Gli studenti “hanno riflettuto su quanto, pur non sapendolo, stanno contribuendo all’inquinamento” e “di qui hanno iniziato a pensare ai mercatini dell’usato, al riutilizzo dei vari oggetti”. Insomma, i giovani hanno capito l’importanza di “far sì che un oggetto non venga buttato quando può essere ancora riutilizzato”. 

Un lavoro di sensibilizzazione portato avanti, durante i mesi di didattica a distanza, con i coetanei di altre cinque scuole di altrettanti Paesi Ue: Francia, Finlandia, Bulgaria, Romania e Spagna.
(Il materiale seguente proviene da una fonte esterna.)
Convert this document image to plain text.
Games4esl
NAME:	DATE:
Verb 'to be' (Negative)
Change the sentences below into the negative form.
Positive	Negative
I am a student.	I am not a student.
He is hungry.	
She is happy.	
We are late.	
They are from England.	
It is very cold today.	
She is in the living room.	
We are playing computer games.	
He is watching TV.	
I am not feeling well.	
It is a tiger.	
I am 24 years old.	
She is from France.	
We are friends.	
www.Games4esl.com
Lo sforzo collettivo si è aggiudicato il premio speciale per il progetto che si è distinto per “lo spirito europeo”, riconoscimento assegnato durante la Settimana europea per la riduzione dei rifiuti, l’evento annuale organizzato, tra gli altri, dal Comitato europeo delle regioni. 
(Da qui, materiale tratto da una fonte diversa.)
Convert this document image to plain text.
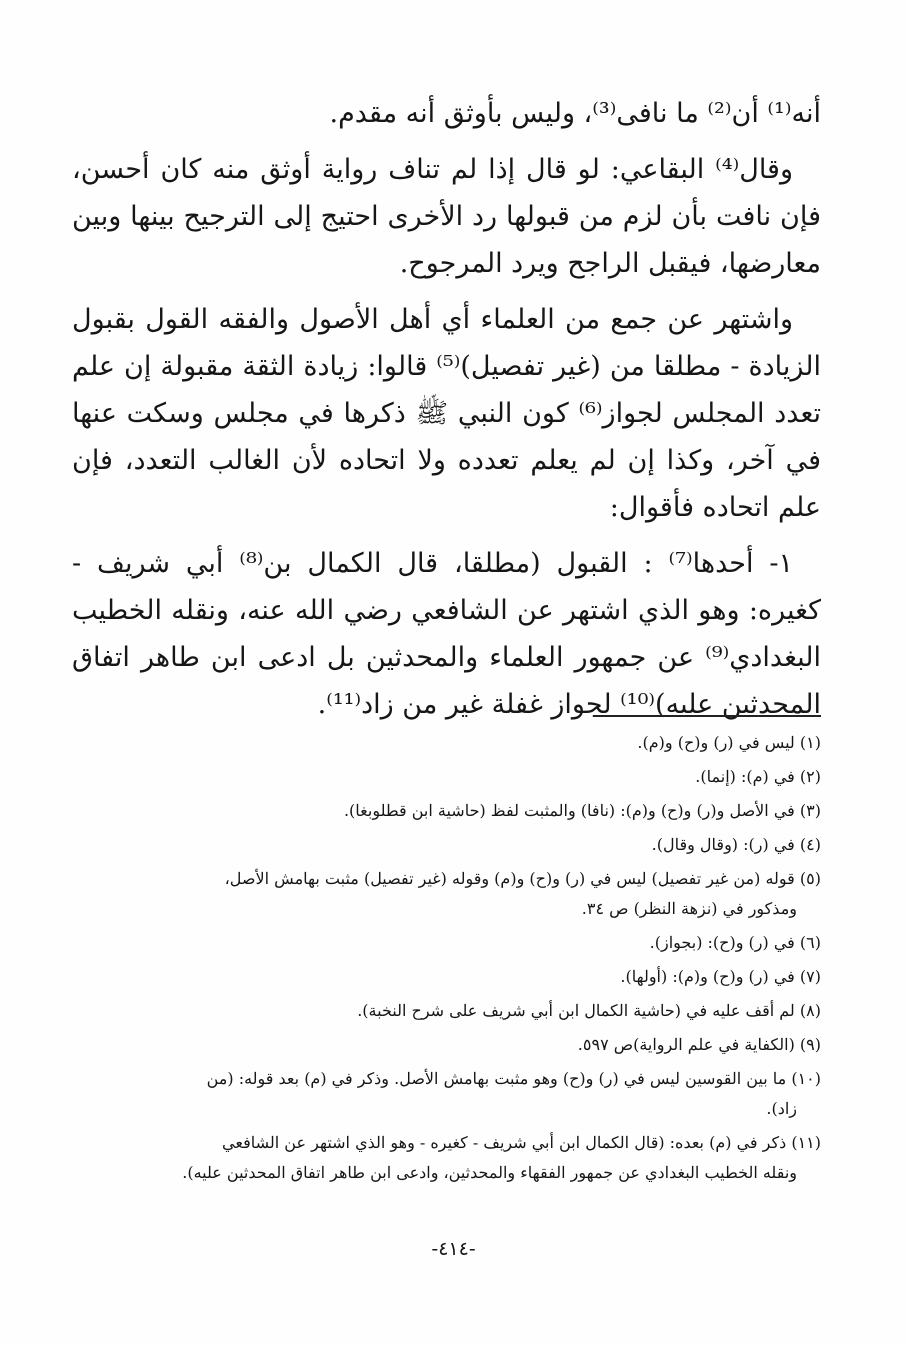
أنه⁽¹⁾ أن⁽²⁾ ما نافى⁽³⁾، وليس بأوثق أنه مقدم.

وقال⁽⁴⁾ البقاعي: لو قال إذا لم تناف رواية أوثق منه كان أحسن، فإن نافت بأن لزم من قبولها رد الأخرى احتيج إلى الترجيح بينها وبين معارضها، فيقبل الراجح ويرد المرجوح.

واشتهر عن جمع من العلماء أي أهل الأصول والفقه القول بقبول الزيادة - مطلقا من (غير تفصيل)⁽⁵⁾ قالوا: زيادة الثقة مقبولة إن علم تعدد المجلس لجواز⁽⁶⁾ كون النبي ﷺ ذكرها في مجلس وسكت عنها في آخر، وكذا إن لم يعلم تعدده ولا اتحاده لأن الغالب التعدد، فإن علم اتحاده فأقوال:

١- أحدها⁽⁷⁾ : القبول (مطلقا، قال الكمال بن⁽⁸⁾ أبي شريف - كغيره: وهو الذي اشتهر عن الشافعي رضي الله عنه، ونقله الخطيب البغدادي⁽⁹⁾ عن جمهور العلماء والمحدثين بل ادعى ابن طاهر اتفاق المحدثين عليه)⁽¹⁰⁾ لجواز غفلة غير من زاد⁽¹¹⁾.

(١) ليس في (ر) و(ح) و(م).
(٢) في (م): (إنما).
(٣) في الأصل و(ر) و(ح) و(م): (نافا) والمثبت لفظ (حاشية ابن قطلوبغا).
(٤) في (ر): (وقال وقال).
(٥) قوله (من غير تفصيل) ليس في (ر) و(ح) و(م) وقوله (غير تفصيل) مثبت بهامش الأصل،
ومذكور في (نزهة النظر) ص ٣٤.
(٦) في (ر) و(ح): (بجواز).
(٧) في (ر) و(ح) و(م): (أولها).
(٨) لم أقف عليه في (حاشية الكمال ابن أبي شريف على شرح النخبة).
(٩) (الكفاية في علم الرواية)ص ٥٩٧.
(١٠) ما بين القوسين ليس في (ر) و(ح) وهو مثبت بهامش الأصل. وذكر في (م) بعد قوله: (من
زاد).
(١١) ذكر في (م) بعده: (قال الكمال ابن أبي شريف - كغيره - وهو الذي اشتهر عن الشافعي
ونقله الخطيب البغدادي عن جمهور الفقهاء والمحدثين، وادعى ابن طاهر اتفاق المحدثين عليه).
-٤١٤-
“Troppo spesso, nella nostra economia lineare, i materiali vengono semplicemente scartati e gettati via”, ha ricordato Tjisse Stelpstra, amministratore locale olandese e membro del Comitato europeo delle regioni. “Ma i materiali non più in uso sono le risorse del futuro”, ha aggiunto. “Quindi questa cerimonia di premiazione - ha concluso Stelpstra riferendosi ai riconoscimenti alle scuole - è per me anche una cerimonia di speranza e fiducia”.
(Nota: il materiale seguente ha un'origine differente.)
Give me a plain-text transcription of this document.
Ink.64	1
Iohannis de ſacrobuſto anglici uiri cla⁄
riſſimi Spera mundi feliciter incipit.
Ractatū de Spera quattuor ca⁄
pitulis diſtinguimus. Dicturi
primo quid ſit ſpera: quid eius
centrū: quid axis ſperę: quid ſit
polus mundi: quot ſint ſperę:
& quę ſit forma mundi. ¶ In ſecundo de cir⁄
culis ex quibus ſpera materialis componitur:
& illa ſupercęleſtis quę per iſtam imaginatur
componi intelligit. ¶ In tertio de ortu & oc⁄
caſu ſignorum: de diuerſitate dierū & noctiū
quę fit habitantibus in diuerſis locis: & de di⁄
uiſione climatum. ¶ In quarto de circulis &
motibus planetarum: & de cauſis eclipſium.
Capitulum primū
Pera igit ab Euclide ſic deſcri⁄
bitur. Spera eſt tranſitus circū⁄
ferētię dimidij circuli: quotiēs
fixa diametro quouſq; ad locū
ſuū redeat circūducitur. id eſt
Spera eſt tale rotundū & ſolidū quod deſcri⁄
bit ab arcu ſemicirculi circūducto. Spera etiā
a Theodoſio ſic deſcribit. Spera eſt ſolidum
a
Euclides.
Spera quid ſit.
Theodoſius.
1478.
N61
Lavorare con le nuove generazioni, ha spiegato la professoressa De Vita, “sarà fondamentale in vista degli obiettivi del Green Deal”, il piano europeo per azzerare le emissioni nette di CO2 entro la metà del secolo. “Stiamo parlando di un traguardo per il 2050, mancano altri 29 anni e i nostri ragazzi saranno gli adulti, ma anche i politici che governeranno il Paese”. È perciò necessario, ha sottolineato la docente, “fare informazione in questo senso, insistere su certe tematiche e ‘obbligare’ i ragazzi a confrontarsi con queste realtà poco piacevoli”. “Devono rendersi conto - ha concluso la professoressa - che il mondo che lasceremo alle future generazioni non può essere peggiore di come ci è stato affidato”.